Guy Vallancien. Je n’ai jamais connu de plan qui revoie le système dans son intégralité. On avait des plans hospitaliers essentiellement, avec quelques subsides pour la ville afin de calmer le jeu, parce que cela râlait. Il n’y avait pas de mise en perspective. Mais nous avons une vraie inquiétude. Ce que vous avez initié, c’est que cela s’écroule sous le poids de l’administration qui va figer le système en arrêts, décrets, circulaires. S’il y a dix réunions à paris et si vous être chirurgien libéral à Brives, c’est foutu, les gens ne se déplaceront pas. Mais comment peut-on faire pour laisser les hommes et les femmes s’embarquer localement sans avoir le tampon ? Peut-on passer de la précaution à la responsabilité qui implique l’erreur et donc l’expérience ? Allez-vous envoyer des missi dominici pour modifier les ARS ?

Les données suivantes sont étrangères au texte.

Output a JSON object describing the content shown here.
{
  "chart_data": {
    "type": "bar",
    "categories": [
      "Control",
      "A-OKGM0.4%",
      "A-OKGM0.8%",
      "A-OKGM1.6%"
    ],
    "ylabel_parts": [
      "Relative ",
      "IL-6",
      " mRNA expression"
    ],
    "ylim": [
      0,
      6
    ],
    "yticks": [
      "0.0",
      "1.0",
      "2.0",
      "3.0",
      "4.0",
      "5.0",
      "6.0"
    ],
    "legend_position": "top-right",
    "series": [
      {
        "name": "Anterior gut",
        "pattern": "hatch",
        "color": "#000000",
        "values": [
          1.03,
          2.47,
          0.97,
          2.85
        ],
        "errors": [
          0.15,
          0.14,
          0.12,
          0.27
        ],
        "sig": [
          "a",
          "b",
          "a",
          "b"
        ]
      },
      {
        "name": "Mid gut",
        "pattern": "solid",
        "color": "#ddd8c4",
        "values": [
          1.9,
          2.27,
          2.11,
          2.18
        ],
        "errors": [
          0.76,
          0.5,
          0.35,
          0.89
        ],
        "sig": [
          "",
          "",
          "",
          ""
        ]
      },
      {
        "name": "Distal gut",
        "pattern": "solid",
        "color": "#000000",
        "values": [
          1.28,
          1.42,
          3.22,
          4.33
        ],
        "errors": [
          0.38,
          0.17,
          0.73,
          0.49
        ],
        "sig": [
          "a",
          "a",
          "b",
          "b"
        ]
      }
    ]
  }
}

Edouard Philippe. On passe de la conception à l’exécution. Eh oui ! cela ne m’avait pas échappé. Dans les politiques publiques, dans les transformations d’ampleur que l’on envisage, c’est un facteur au moins aussi important. C’est un domaine où les responsables politiques investissent un peu moins. Cela peut se comprendre. Ils sont là pour porter et incarner une transformation.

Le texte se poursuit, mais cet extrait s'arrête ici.